We provide code for loading Microsoft Excel data and turning it into a Neo4j graph as well as for updating an existing graph with new data. We provide the following scripts:
load_data.py
which loads data from a given file and creates a Neo4j graph out of this data.update_data.py
which loads data from a given file and updates an existing Neo4j graph from this data.
The scripts used for anomaly detection require the following Python libraries to be installed:
pip install pandas py2neo tqdm
Our code works with a Neo4j database including the Graph Data Science plugin. The most straightforward way of setting up such a database is with docker:
docker run -p7474:7474 -p7687:7687 -e NEO4J_AUTH=neo4j/password --env NEO4JLABS_PLUGINS='["graph-data-science"]' neo4j
Note that in our code, we use the credentials:
username: neo4j
password: password
In case you setup your own database using different credentials, please change the credentials in the code as well. The README.md files of each individual directory indicate which lines have to be changed.
To load data into a graph, please run load_data.py
.
Note that the script will attempt to connect to a Neo4j database instance. By default, we connect to the following instance, with the following credentials:
driver = GraphDatabase.driver("bolt://localhost:7687", auth=("neo4j", "password"))
Please modify this line in the __main__
function of the script to connect to your database instance with the correct credentials.
The current implementation loads the data from the path ../collector/example/iam_policy_data_2021-03-26_14:11.xlsx
, to change this to a custom file, please change the following line in the __main__
function of the script.
# Load data from stored files
df_policies, df_users, df_groups, df_roles = load_excel("../collector/example/iam_policy_data_2021-03-26_14:11.xlsx")
To update an existing graph with new data, please run update_data.py
.
Note that the script will attempt to connect to a Neo4j database instance.
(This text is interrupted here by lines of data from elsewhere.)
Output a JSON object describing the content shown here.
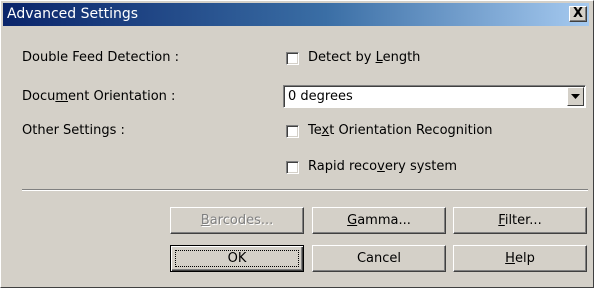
{
  "window": {
    "title": "Advanced Settings",
    "close_glyph": "X"
  },
  "settings": {
    "double_feed_label": "Double Feed Detection :",
    "orientation_label": [
      "Docu",
      "m",
      "ent Orientation :"
    ],
    "other_label": "Other Settings :",
    "detect_by_length": {
      "label": [
        "Detect by ",
        "L",
        "ength"
      ],
      "checked": false
    },
    "orientation_select": {
      "value": "0 degrees"
    },
    "text_orientation": {
      "label": [
        "Te",
        "x",
        "t Orientation Recognition"
      ],
      "checked": false
    },
    "rapid_recovery": {
      "label": [
        "Rapid reco",
        "v",
        "ery system"
      ],
      "checked": false
    }
  },
  "buttons": {
    "barcodes": [
      "B",
      "arcodes..."
    ],
    "gamma": [
      "G",
      "amma..."
    ],
    "filter": [
      "F",
      "ilter..."
    ],
    "ok": "OK",
    "cancel": "Cancel",
    "help": [
      "H",
      "elp"
    ]
  },
  "colors": {
    "face": "#d4d0c8",
    "title_start": "#0a246a",
    "title_end": "#a6caf0"
  },
  "icons": {
    "close": "close-icon",
    "dropdown": "chevron-down-icon"
  }
}
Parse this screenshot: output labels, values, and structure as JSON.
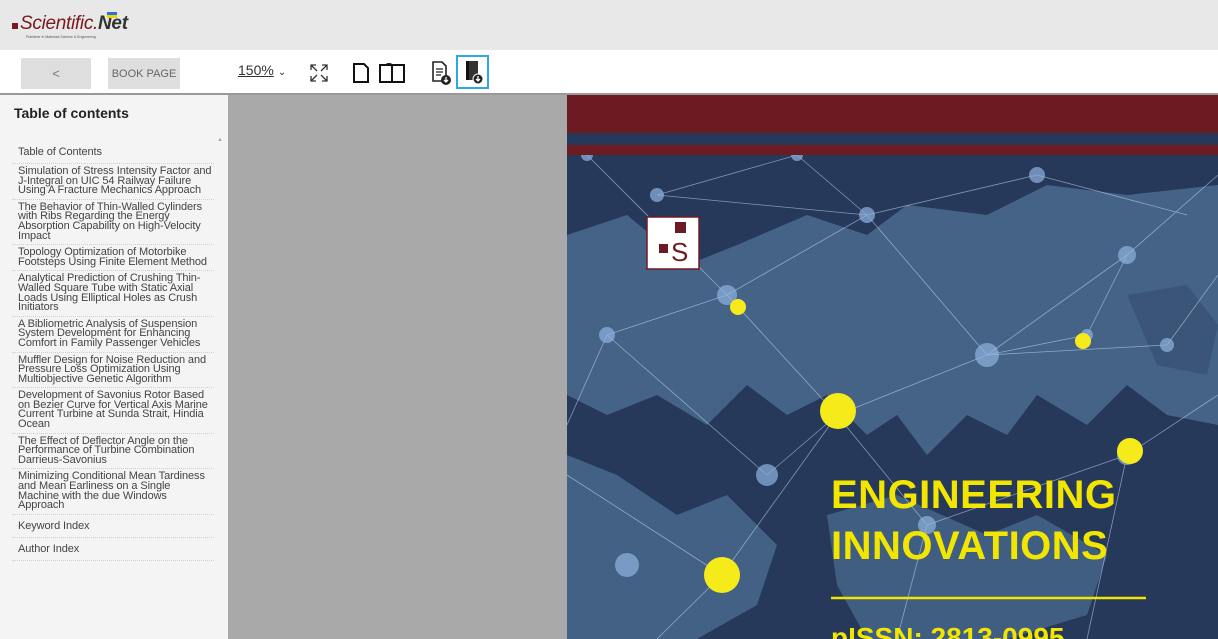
{
  "brand": {
    "logo_main": "Scientific.",
    "logo_net": "Net",
    "logo_sub": "Publisher in Materials Science & Engineering"
  },
  "toolbar": {
    "back_label": "<",
    "book_page_label": "BOOK PAGE",
    "zoom_value": "150%",
    "icons": [
      "fullscreen-icon",
      "single-page-icon",
      "two-page-icon",
      "download-page-icon",
      "download-book-icon"
    ]
  },
  "sidebar": {
    "title": "Table of contents",
    "items": [
      {
        "label": "Table of Contents"
      },
      {
        "label": "Simulation of Stress Intensity Factor and J-Integral on UIC 54 Railway Failure Using A Fracture Mechanics Approach"
      },
      {
        "label": "The Behavior of Thin-Walled Cylinders with Ribs Regarding the Energy Absorption Capability on High-Velocity Impact"
      },
      {
        "label": "Topology Optimization of Motorbike Footsteps Using Finite Element Method"
      },
      {
        "label": "Analytical Prediction of Crushing Thin-Walled Square Tube with Static Axial Loads Using Elliptical Holes as Crush Initiators"
      },
      {
        "label": "A Bibliometric Analysis of Suspension System Development for Enhancing Comfort in Family Passenger Vehicles"
      },
      {
        "label": "Muffler Design for Noise Reduction and Pressure Loss Optimization Using Multiobjective Genetic Algorithm"
      },
      {
        "label": "Development of Savonius Rotor Based on Bezier Curve for Vertical Axis Marine Current Turbine at Sunda Strait, Hindia Ocean"
      },
      {
        "label": "The Effect of Deflector Angle on the Performance of Turbine Combination Darrieus-Savonius"
      },
      {
        "label": "Minimizing Conditional Mean Tardiness and Mean Earliness on a Single Machine with the due Windows Approach"
      },
      {
        "label": "Keyword Index"
      },
      {
        "label": "Author Index"
      }
    ]
  },
  "cover": {
    "title_line1": "ENGINEERING",
    "title_line2": "INNOVATIONS",
    "issn": "pISSN: 2813-0995",
    "logo_letter": "S",
    "colors": {
      "band": "#6d1b22",
      "title": "#f2e600",
      "ocean": "#2a3d5a",
      "land": "#4d6f91",
      "node": "#f2e600"
    }
  },
  "colors": {
    "accent": "#2ea8e6",
    "brand": "#7a1a1f"
  }
}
By default, we connect to the following instance, with the following credentials:
driver = GraphDatabase.driver("bolt://localhost:7687", auth=("neo4j", "password"))
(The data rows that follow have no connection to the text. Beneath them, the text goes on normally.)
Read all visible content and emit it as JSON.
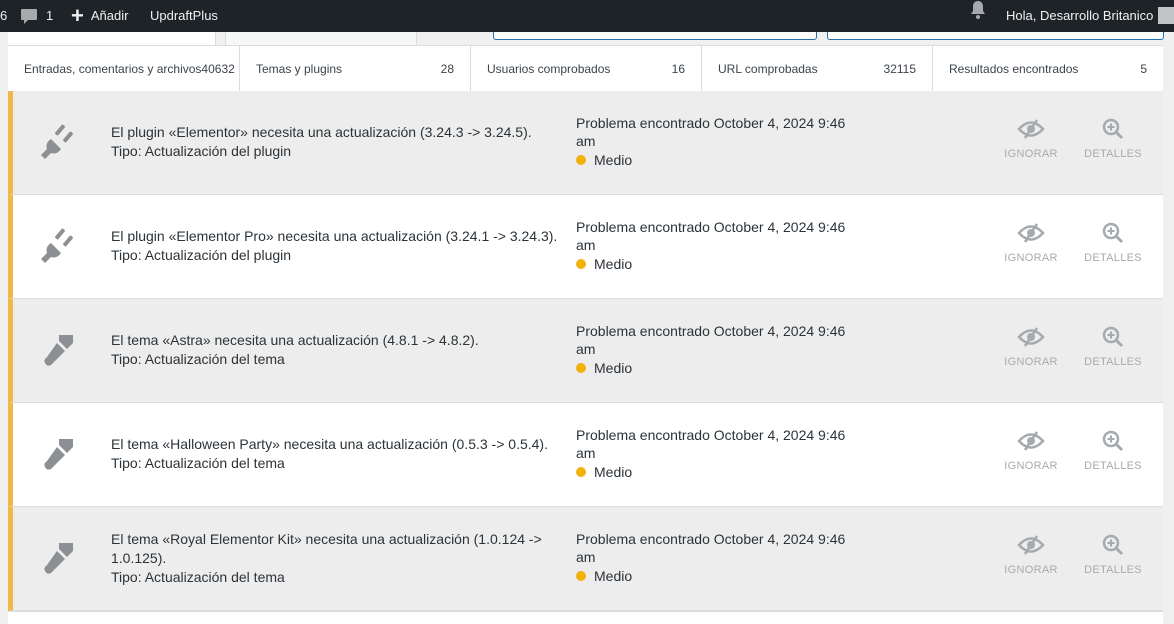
{
  "admin_bar": {
    "updates_count": "6",
    "comments_count": "1",
    "new_label": "Añadir",
    "updraft_label": "UpdraftPlus",
    "greeting": "Hola, Desarrollo Britanico"
  },
  "stats": [
    {
      "label": "Entradas, comentarios y archivos",
      "value": "40632"
    },
    {
      "label": "Temas y plugins",
      "value": "28"
    },
    {
      "label": "Usuarios comprobados",
      "value": "16"
    },
    {
      "label": "URL comprobadas",
      "value": "32115"
    },
    {
      "label": "Resultados encontrados",
      "value": "5"
    }
  ],
  "issues": [
    {
      "kind": "plugin",
      "line1": "El plugin «Elementor» necesita una actualización (3.24.3 -> 3.24.5).",
      "line2": "Tipo: Actualización del plugin",
      "found": "Problema encontrado October 4, 2024 9:46 am",
      "severity": "Medio"
    },
    {
      "kind": "plugin",
      "line1": "El plugin «Elementor Pro» necesita una actualización (3.24.1 -> 3.24.3).",
      "line2": "Tipo: Actualización del plugin",
      "found": "Problema encontrado October 4, 2024 9:46 am",
      "severity": "Medio"
    },
    {
      "kind": "theme",
      "line1": "El tema «Astra» necesita una actualización (4.8.1 -> 4.8.2).",
      "line2": "Tipo: Actualización del tema",
      "found": "Problema encontrado October 4, 2024 9:46 am",
      "severity": "Medio"
    },
    {
      "kind": "theme",
      "line1": "El tema «Halloween Party» necesita una actualización (0.5.3 -> 0.5.4).",
      "line2": "Tipo: Actualización del tema",
      "found": "Problema encontrado October 4, 2024 9:46 am",
      "severity": "Medio"
    },
    {
      "kind": "theme",
      "line1": "El tema «Royal Elementor Kit» necesita una actualización (1.0.124 -> 1.0.125).",
      "line2": "Tipo: Actualización del tema",
      "found": "Problema encontrado October 4, 2024 9:46 am",
      "severity": "Medio"
    }
  ],
  "actions": {
    "ignore_label": "IGNORAR",
    "details_label": "DETALLES"
  },
  "colors": {
    "severity_medium": "#f0b20b",
    "row_accent": "#f0b849",
    "admin_bar": "#1d2327"
  },
  "icons": {
    "plugin": "plug-icon",
    "theme": "paintbrush-icon",
    "ignore": "eye-slash-icon",
    "details": "zoom-in-icon"
  }
}
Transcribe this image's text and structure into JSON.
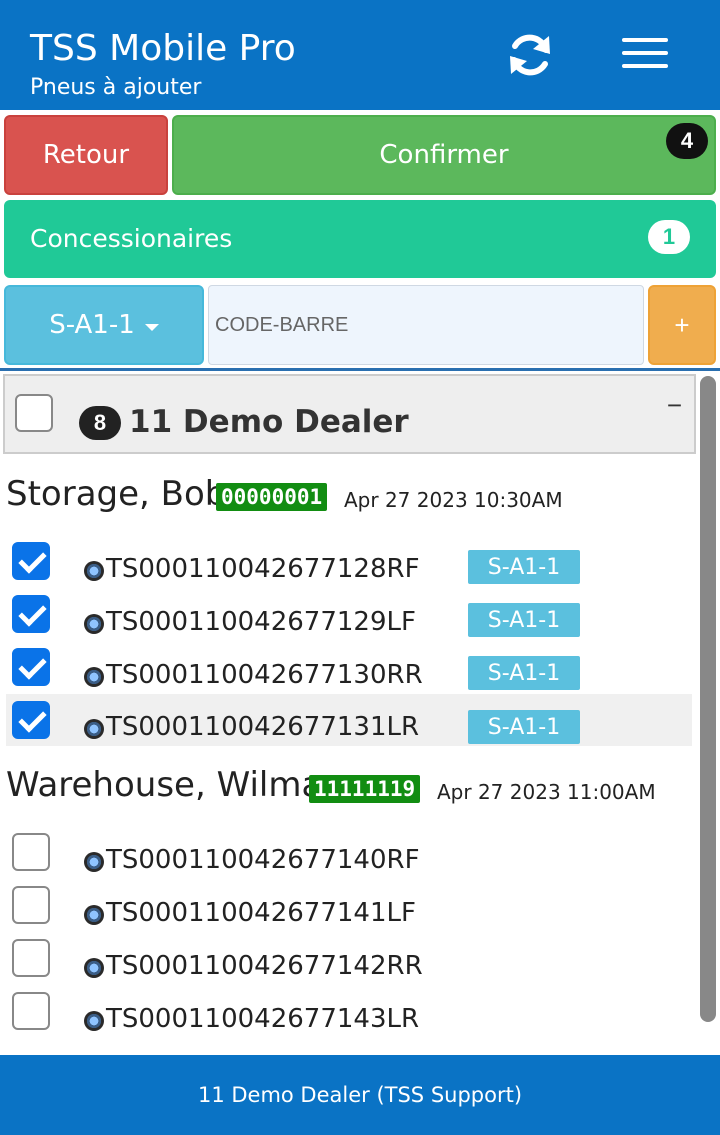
{
  "header": {
    "title": "TSS Mobile Pro",
    "subtitle": "Pneus à ajouter",
    "refresh_icon": "refresh-icon",
    "menu_icon": "hamburger-menu-icon"
  },
  "actions": {
    "back_label": "Retour",
    "confirm_label": "Confirmer",
    "confirm_count": "4"
  },
  "dealers": {
    "label": "Concessionaires",
    "count": "1"
  },
  "scan": {
    "location": "S-A1-1",
    "barcode_placeholder": "CODE-BARRE",
    "add_label": "+"
  },
  "dealer_panel": {
    "count": "8",
    "name": "11 Demo Dealer",
    "collapse": "−"
  },
  "groups": [
    {
      "name": "Storage, Bob",
      "account": "00000001",
      "timestamp": "Apr 27 2023 10:30AM",
      "tires": [
        {
          "code": "TS000110042677128RF",
          "location": "S-A1-1",
          "checked": true
        },
        {
          "code": "TS000110042677129LF",
          "location": "S-A1-1",
          "checked": true
        },
        {
          "code": "TS000110042677130RR",
          "location": "S-A1-1",
          "checked": true
        },
        {
          "code": "TS000110042677131LR",
          "location": "S-A1-1",
          "checked": true
        }
      ]
    },
    {
      "name": "Warehouse, Wilma",
      "account": "11111119",
      "timestamp": "Apr 27 2023 11:00AM",
      "tires": [
        {
          "code": "TS000110042677140RF",
          "location": "",
          "checked": false
        },
        {
          "code": "TS000110042677141LF",
          "location": "",
          "checked": false
        },
        {
          "code": "TS000110042677142RR",
          "location": "",
          "checked": false
        },
        {
          "code": "TS000110042677143LR",
          "location": "",
          "checked": false
        }
      ]
    }
  ],
  "footer": {
    "text": "11 Demo Dealer (TSS Support)"
  },
  "colors": {
    "primary": "#0a73c5",
    "danger": "#d9534f",
    "success": "#5cb85c",
    "teal": "#20c997",
    "info": "#5bc0de",
    "warning": "#f0ad4e",
    "account_badge": "#128d12"
  }
}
Please modify this line in the __main__
function of the script to connect to your database instance with the correct credentials.
The current implementation loads the original data from the path ../collector/example/iam_policy_data_2021-03-26_14:11.xlsx
,
and the updated data from the path ../collector/example/iam_policy_data_2021-03-26_14:11.xlsx
.
To change these inputs to custom files, please change the following lines in the __main__
function of the script.
df_policies, df_users, df_groups, df_roles = load_excel('../collector/example/iam_policy_data_2021-03-26_14:11.xlsx')
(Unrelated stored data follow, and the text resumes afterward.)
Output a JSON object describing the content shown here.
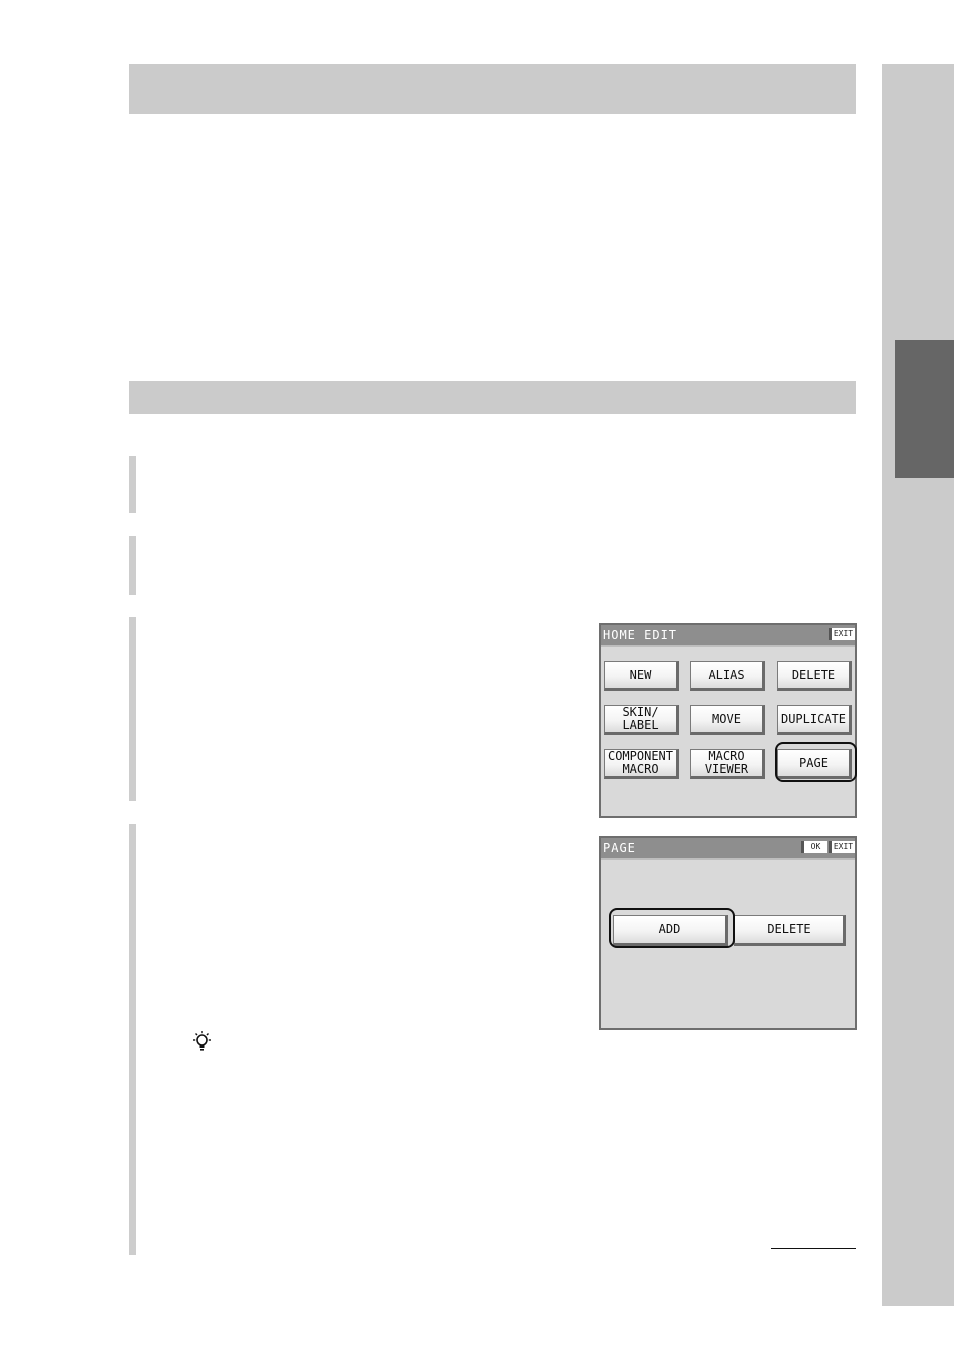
{
  "home_edit_screen": {
    "title": "HOME EDIT",
    "exit_label": "EXIT",
    "buttons": {
      "new": "NEW",
      "alias": "ALIAS",
      "delete": "DELETE",
      "skin_label": "SKIN/\nLABEL",
      "move": "MOVE",
      "duplicate": "DUPLICATE",
      "component_macro": "COMPONENT\nMACRO",
      "macro_viewer": "MACRO\nVIEWER",
      "page": "PAGE"
    },
    "highlighted": "PAGE"
  },
  "page_screen": {
    "title": "PAGE",
    "ok_label": "OK",
    "exit_label": "EXIT",
    "buttons": {
      "add": "ADD",
      "delete": "DELETE"
    },
    "highlighted": "ADD"
  },
  "icons": {
    "hint": "lightbulb-hint-icon"
  }
}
new_df_policies, new_df_users, new_df_groups, new_df_roles = load_excel('../collector/example/iam_policy_data_2021-03-26_14:11.xlsx')
Important: To run any of the anomaly detection algorithms, we must create the graph embedding through the Neo4j database, otherwise we will miss some features. To create the graph embedding for each policy node, we run the following command on the Neo4j database:
CALL gds.beta.node2vec.write({
nodeProjection: "Policy",
relationshipProjection: {
contains: {
type: "CONTAINS",
orientation: "NATURAL"
},
works_on: {
type: "WORKS_ON",
orientation: "NATURAL"
}
},
embeddingDimension: 128,
iterations: 100,
walkLength: 5000,
writeProperty: "embeddingNode2vec"
})
This command will create a variable embeddingNode2vec
for each Policy
node, which we will use during anomaly detection.